Where the Sidewalk Ends

Mark Dixon (Dana Andrews) don't take no guff. Get in his face, cross him, and things happen, bad things. Trouble is he's a cop, a tough cop who's lost his balance. He's got no room for ambiguity. It's either right or wrong. Then he crosses the line: rousting a suspect, Dixon accidentally kills him, then covers it up. As luck would have it, Dixon's lax lieutenant (Karl Malden) assigns him the case and so he points an incriminating finger at a local thug, Tommy Scalise (Gary Merrill), for the dirty deed. Unlike Laura, Whirlpool, or Angel Face, Otto Preminger's darkly lit Sidewalk leads to a strictly working class neighborhood, the grim brownstones of lower Manhattan.
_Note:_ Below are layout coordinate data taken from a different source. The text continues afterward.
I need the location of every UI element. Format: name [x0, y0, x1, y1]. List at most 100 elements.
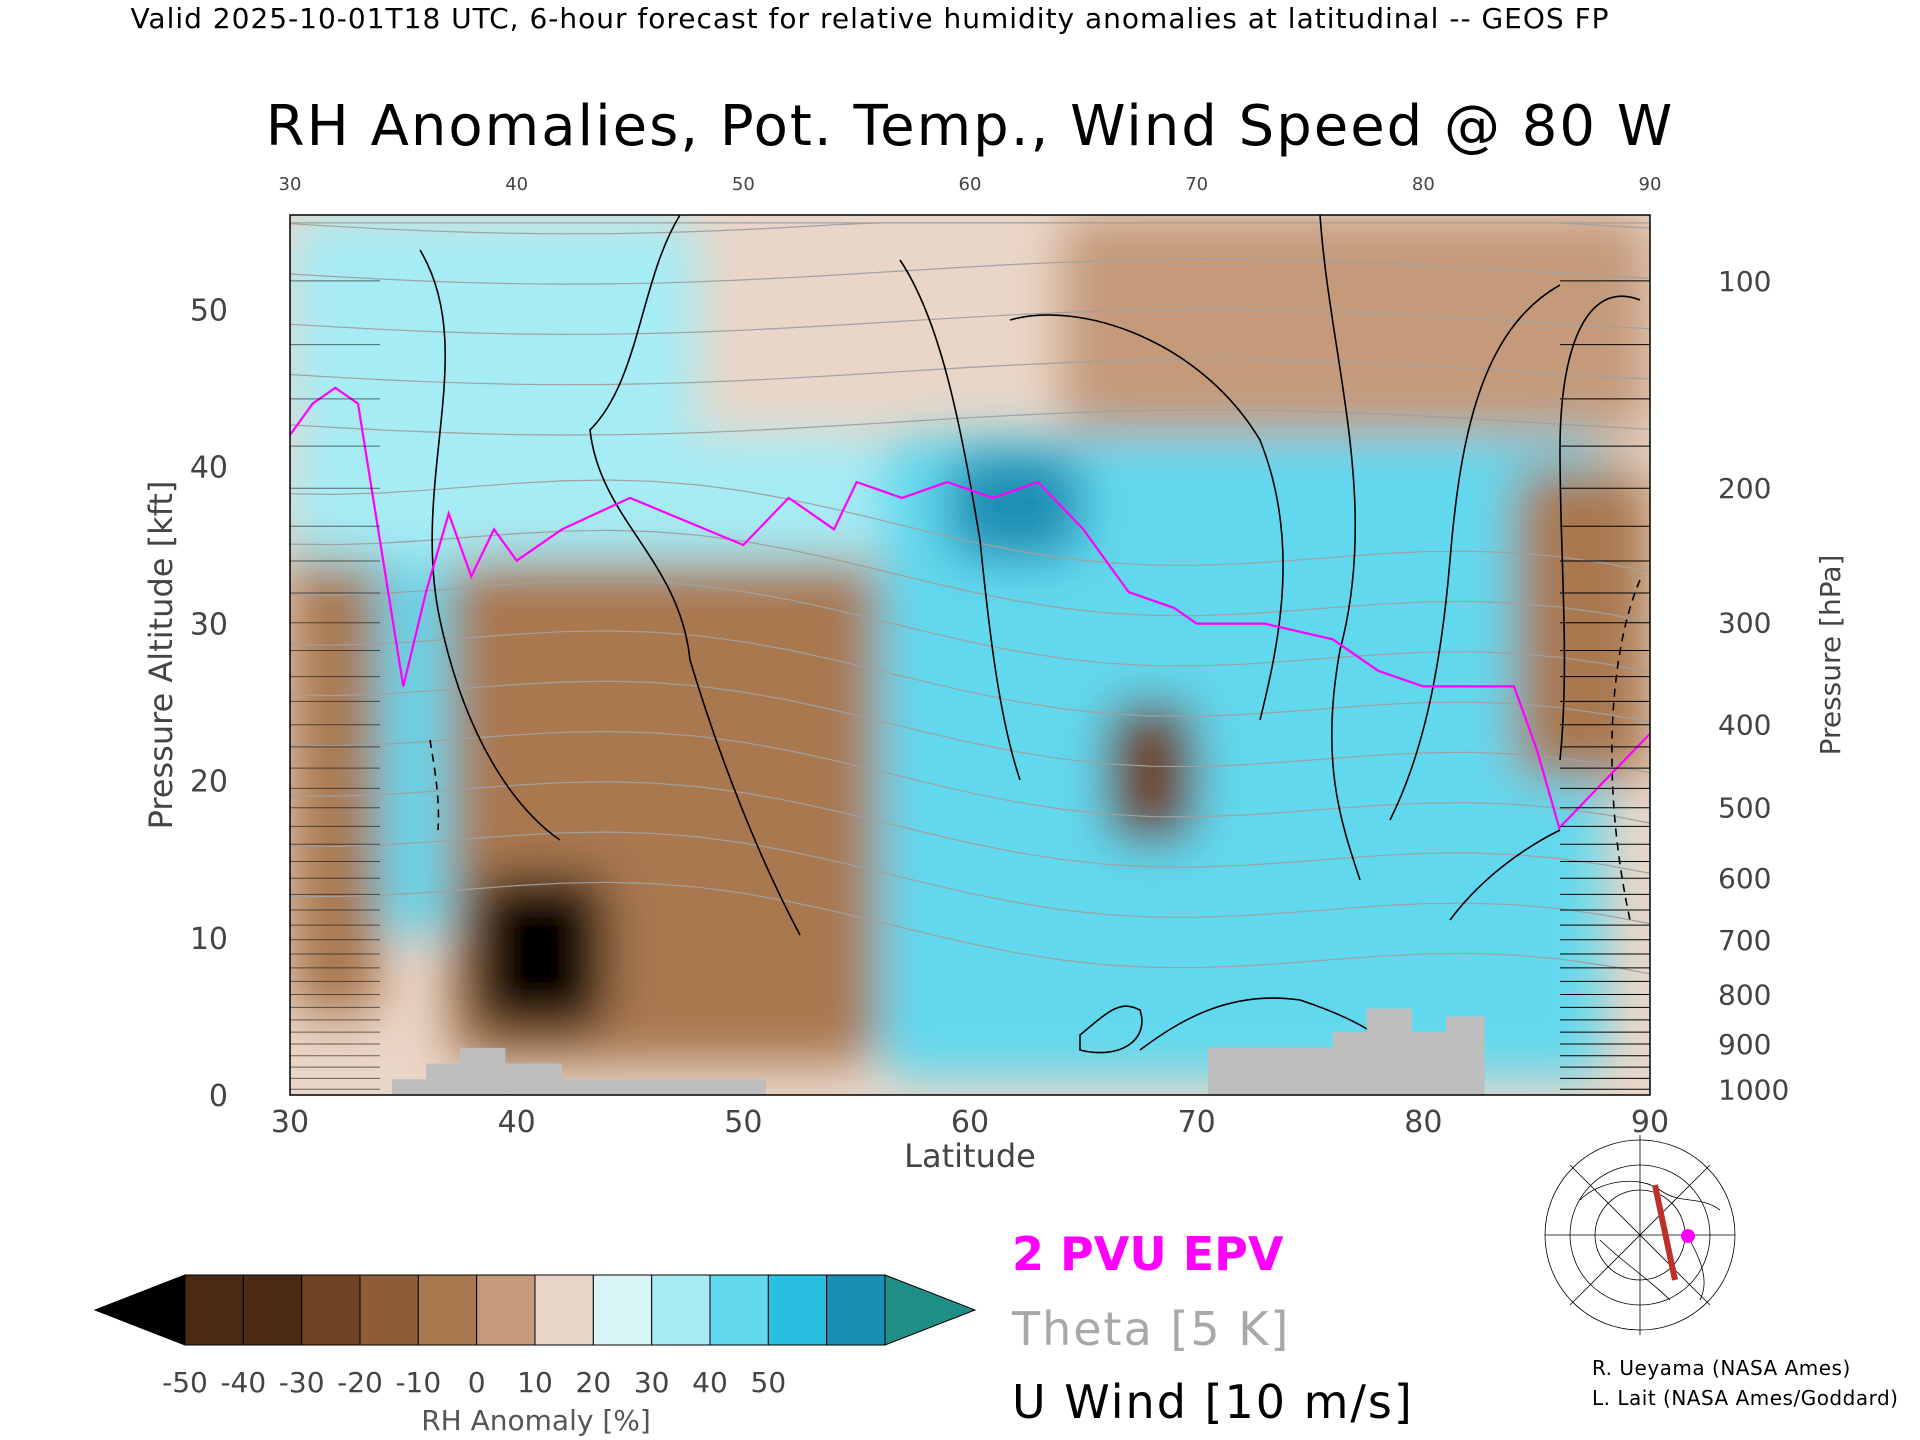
x-tick-label: 40 [498, 1105, 536, 1140]
colorbar-tick-label: -20 [337, 1366, 383, 1399]
x-top-tick-label: 40 [505, 174, 528, 195]
terrain [392, 1008, 1485, 1095]
y-tick-label: 10 [190, 922, 228, 957]
pressure-tick-label: 800 [1718, 979, 1771, 1012]
y-tick-label: 50 [190, 293, 228, 328]
u-wind-contours [419, 215, 1641, 1061]
wind-contour [419, 249, 561, 841]
colorbar-swatch [359, 1274, 419, 1346]
terrain-block [1332, 1032, 1367, 1095]
colorbar-swatch [417, 1274, 478, 1346]
colorbar-swatch [242, 1274, 303, 1346]
theta-contours [290, 222, 1650, 975]
terrain-block [392, 1079, 426, 1095]
colorbar-swatch [184, 1274, 244, 1346]
terrain-block [562, 1079, 766, 1095]
pressure-tick-label: 1000 [1718, 1073, 1789, 1106]
rh-anomaly-cell [947, 450, 1084, 561]
x-top-tick-label: 80 [1412, 174, 1435, 195]
pressure-tick-label: 600 [1718, 862, 1771, 895]
x-tick-label: 50 [724, 1105, 762, 1140]
wind-contour [1319, 215, 1361, 881]
x-top-tick-label: 70 [1185, 174, 1208, 195]
terrain-block [505, 1063, 562, 1095]
colorbar-swatch [592, 1274, 653, 1346]
colorbar-label: RH Anomaly [%] [421, 1404, 651, 1437]
pressure-tick-label: 900 [1718, 1028, 1771, 1061]
x-axis-label: Latitude [904, 1137, 1036, 1175]
cross-section-line [1652, 1184, 1678, 1281]
x-top-tick-label: 90 [1639, 174, 1662, 195]
theta-contour [290, 831, 1650, 925]
colorbar-swatch [767, 1274, 828, 1346]
rh-anomaly-cell [1106, 702, 1197, 844]
theta-contour [290, 479, 1650, 573]
colorbar-swatch [301, 1274, 361, 1346]
terrain-block [1208, 1047, 1333, 1095]
colorbar-tick-label: 30 [634, 1366, 670, 1399]
terrain-block [426, 1063, 460, 1095]
legend-theta: Theta [5 K] [1011, 1302, 1290, 1356]
legend-wind: U Wind [10 m/s] [1012, 1375, 1414, 1429]
theta-contour [290, 409, 1650, 436]
wind-contour [1079, 1005, 1143, 1054]
wind-contour [1009, 314, 1284, 721]
theta-contour [290, 358, 1650, 386]
x-top-tick-label: 60 [959, 174, 982, 195]
terrain-block [1366, 1008, 1412, 1095]
colorbar: -50 -40 -30 -20 -10 0 10 20 30 40 50 [93, 1274, 977, 1399]
locator-marker [1681, 1229, 1695, 1243]
rh-anomaly-cell [290, 215, 698, 435]
colorbar-tick-label: 20 [576, 1366, 612, 1399]
chart-title: RH Anomalies, Pot. Temp., Wind Speed @ 8… [266, 94, 1674, 159]
rh-anomaly-cell [290, 435, 381, 1017]
theta-contour [290, 781, 1650, 874]
terrain-block [1446, 1016, 1485, 1095]
pressure-tick-label: 700 [1718, 924, 1771, 957]
theta-contour [290, 730, 1650, 824]
legend-pv: 2 PVU EPV [1012, 1227, 1284, 1281]
terrain-block [1412, 1032, 1446, 1095]
theta-contour [290, 630, 1650, 723]
colorbar-swatch [826, 1274, 886, 1346]
x-tick-label: 30 [271, 1105, 309, 1140]
y-tick-label: 30 [190, 608, 228, 643]
theta-contour [290, 258, 1650, 285]
colorbar-tick-label: -10 [395, 1366, 441, 1399]
theta-contour [290, 529, 1650, 623]
colorbar-tick-label: 10 [517, 1366, 553, 1399]
colorbar-tick-label: -40 [220, 1366, 266, 1399]
wind-contour [589, 215, 801, 936]
colorbar-under-arrow [93, 1274, 186, 1346]
colorbar-over-arrow [884, 1274, 977, 1346]
x-tick-label: 70 [1178, 1105, 1216, 1140]
x-tick-label: 60 [951, 1105, 989, 1140]
pressure-tick-label: 400 [1718, 709, 1771, 742]
y-axis-label: Pressure Altitude [kft] [142, 481, 180, 830]
theta-contour [290, 308, 1650, 336]
pressure-tick-label: 500 [1718, 792, 1771, 825]
y-tick-label: 40 [190, 450, 228, 485]
wind-contour [1389, 284, 1561, 821]
colorbar-swatch [476, 1274, 536, 1346]
terrain-block [460, 1047, 506, 1095]
y-tick-label: 0 [209, 1079, 228, 1114]
theta-contour [290, 881, 1650, 975]
rh-anomaly-cell [1514, 466, 1650, 781]
theta-contour [290, 579, 1650, 673]
rh-anomaly-cell [290, 435, 880, 561]
wind-contour [429, 739, 440, 831]
credit-line-1: R. Ueyama (NASA Ames) [1592, 1356, 1851, 1380]
pv-2pvu-line [290, 386, 1650, 831]
pressure-tick-label: 200 [1718, 472, 1771, 505]
x-tick-label: 90 [1631, 1105, 1669, 1140]
pressure-tick-label: 300 [1718, 607, 1771, 640]
pressure-tick-label: 100 [1718, 265, 1771, 298]
wind-contour [899, 259, 1021, 781]
y-tick-label: 20 [190, 765, 228, 800]
plot-frame [289, 214, 1651, 1096]
colorbar-tick-label: -50 [162, 1366, 208, 1399]
pressure-ticks [290, 280, 1650, 1090]
x-top-tick-label: 30 [279, 174, 302, 195]
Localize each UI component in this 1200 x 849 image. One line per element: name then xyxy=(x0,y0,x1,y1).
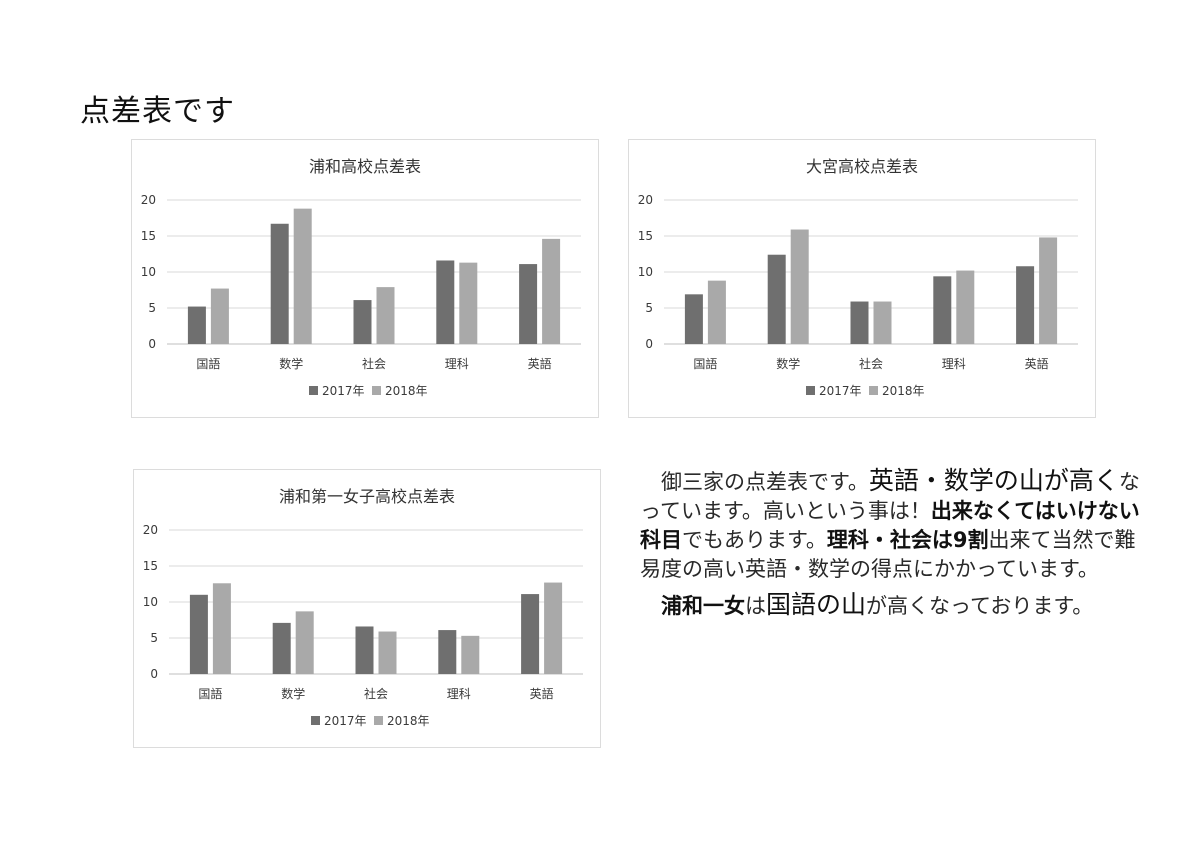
bar-2018年 xyxy=(873,301,892,344)
x-tick-label: 数学 xyxy=(279,356,303,371)
bar-2018年 xyxy=(542,238,561,344)
y-tick-label: 20 xyxy=(143,523,158,537)
bar-2017年 xyxy=(933,276,952,344)
commentary-text: なっています。高いという事は！ xyxy=(640,470,1140,523)
y-tick-label: 20 xyxy=(638,193,653,207)
y-tick-label: 15 xyxy=(143,559,158,573)
chart-title: 浦和第一女子高校点差表 xyxy=(279,487,455,506)
bar-2017年 xyxy=(767,254,786,344)
bar-2018年 xyxy=(461,635,480,674)
commentary-emphasis: 国語の山 xyxy=(766,590,867,619)
commentary-bold: 理科・社会は9割 xyxy=(826,528,989,552)
bar-2017年 xyxy=(521,594,540,674)
y-tick-label: 20 xyxy=(141,193,156,207)
x-tick-label: 数学 xyxy=(776,356,800,371)
bar-2018年 xyxy=(210,288,229,344)
y-tick-label: 15 xyxy=(638,229,653,243)
commentary-bold: 浦和一女 xyxy=(661,594,745,618)
legend-label: 2017年 xyxy=(819,384,862,398)
chart-omiya: 大宮高校点差表 0 5 10 15 20 国語 数学 社会 理科 英語 2017年 2018年 xyxy=(638,157,1078,398)
bar-2018年 xyxy=(295,611,314,674)
chart-urawa: 浦和高校点差表 0 5 10 15 20 国語 数学 社会 理科 英語 2017年 2018年 xyxy=(141,157,581,398)
commentary-paragraph-1: 御三家の点差表です。英語・数学の山が高くなっています。高いという事は！出来なくて… xyxy=(640,466,1140,584)
bar-2017年 xyxy=(850,301,869,344)
legend-label: 2017年 xyxy=(324,714,367,728)
y-tick-label: 5 xyxy=(148,301,156,315)
bar-2017年 xyxy=(519,264,538,344)
y-tick-label: 10 xyxy=(141,265,156,279)
y-tick-label: 0 xyxy=(150,667,158,681)
y-tick-label: 10 xyxy=(638,265,653,279)
x-tick-label: 理科 xyxy=(447,687,471,701)
x-tick-label: 国語 xyxy=(196,356,220,371)
commentary-text: が高くなっております。 xyxy=(866,594,1094,618)
y-tick-label: 0 xyxy=(148,337,156,351)
bar-2018年 xyxy=(1039,237,1058,344)
bar-2018年 xyxy=(790,229,809,344)
chart-panel-urawa: 浦和高校点差表 0 5 10 15 20 国語 数学 社会 理科 英語 2017年 2018年 xyxy=(131,139,599,418)
legend-label: 2018年 xyxy=(882,384,925,398)
y-tick-label: 15 xyxy=(141,229,156,243)
page-title: 点差表です xyxy=(80,94,235,129)
bar-2017年 xyxy=(684,294,703,344)
bar-2017年 xyxy=(270,223,289,344)
commentary: 御三家の点差表です。英語・数学の山が高くなっています。高いという事は！出来なくて… xyxy=(640,466,1140,627)
x-tick-label: 英語 xyxy=(530,686,554,701)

The son of a “thief,” Dixon has been running from his past and finding little that isn't morally suspect, except for the delicately naïve Morgan (Gene Tierney), daughter of a cab driver. “Innocent people can get into terrible jams,” he tells her, getting to the dark heart of a world where crooks and cops sup at the same table. Ben Hecht's stark script delineates Dixon as a man of dubious virtue in a gritty milieu where integrity reels like a punch-drunk heavy. “What did they hit you with?” asks Morgan when a bruised Dixon arrives at her door. “Various objects,” he replies with weary resignation.